Recent reports on the gravity of climate change advise that governments and citizens have a window of a decade to reduce consumption of fossil fuels. Governments must make a swift and immediate shift to clean, renewable energy and move away from disastrous, polluting fossil fuel infrastructure to protect our water, drinking water sources and people's health and safety.
We call for the immediate and permanent shut down of the Line 5 pipeline and for greater protection of the waters of the Great Lakes.
Background
The pipeline runs through both Canada and the United States in the Straits of Mackinac between Lake Michigan and Lake Huron. The dual pipeline carries crude oil and natural gas between Superior, Wisconsin and Sarnia, Ontario.
Enbridge Energy would like to bore a tunnel through rock 100 feet below the lakebed to house new tunnel for a pipeline that would exist for 99 years. Enbridge Energy also wants to continue operating the existing Line 5 pipeline in the Great Lakes indefinitely until it gets its way with the tunnel.
There is a very real danger of a spill. Video footage shows that damage to Line 5 from an anchor strike last April was greater than Enbridge had previously revealed. The company has recklessly failed to maintain Line 5 while hiding its true condition from state authorities and the public, showing blatant disregard for public safety.

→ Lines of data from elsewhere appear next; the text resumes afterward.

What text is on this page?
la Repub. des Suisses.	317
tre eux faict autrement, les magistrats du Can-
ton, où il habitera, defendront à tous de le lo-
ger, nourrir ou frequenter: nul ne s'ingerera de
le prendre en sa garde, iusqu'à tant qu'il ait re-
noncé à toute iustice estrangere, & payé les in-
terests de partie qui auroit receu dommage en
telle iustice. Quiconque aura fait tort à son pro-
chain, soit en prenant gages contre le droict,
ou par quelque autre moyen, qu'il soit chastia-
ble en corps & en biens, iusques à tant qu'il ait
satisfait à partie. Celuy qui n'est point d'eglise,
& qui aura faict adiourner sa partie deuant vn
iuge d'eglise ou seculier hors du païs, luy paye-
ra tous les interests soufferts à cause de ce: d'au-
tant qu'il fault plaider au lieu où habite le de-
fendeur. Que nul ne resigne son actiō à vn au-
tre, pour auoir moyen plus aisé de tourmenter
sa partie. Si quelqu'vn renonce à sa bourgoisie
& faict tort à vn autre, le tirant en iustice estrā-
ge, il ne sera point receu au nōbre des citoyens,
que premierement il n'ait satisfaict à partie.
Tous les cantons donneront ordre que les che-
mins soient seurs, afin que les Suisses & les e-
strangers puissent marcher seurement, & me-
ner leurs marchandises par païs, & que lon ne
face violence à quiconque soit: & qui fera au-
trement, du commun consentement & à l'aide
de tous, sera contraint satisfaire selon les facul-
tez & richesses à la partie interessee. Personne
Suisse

Enbridge was responsible for one of the largest oil spills in United States history when its Line 6B pipeline ruptured in 2010, spilling about a million gallons of heavy crude oil into the Kalamazoo River. The clean-up took years and cost over $1 billion. In 2016, Enbridge was fined $61 million for the spill. And that was just one of more than 1,000 Enbridge spills that dumped 7.4 million gallons of oil between 1999 and 2013. Enbridge's dangerous history in the Great Lakes raises the question of whether the Line 5 pipeline is too risky to operate.
A study conducted by Dr. Robert Richardson of Michigan State University estimated that a cleanup of a Line 5 pipeline rupture could cost as much as $6 billion USD.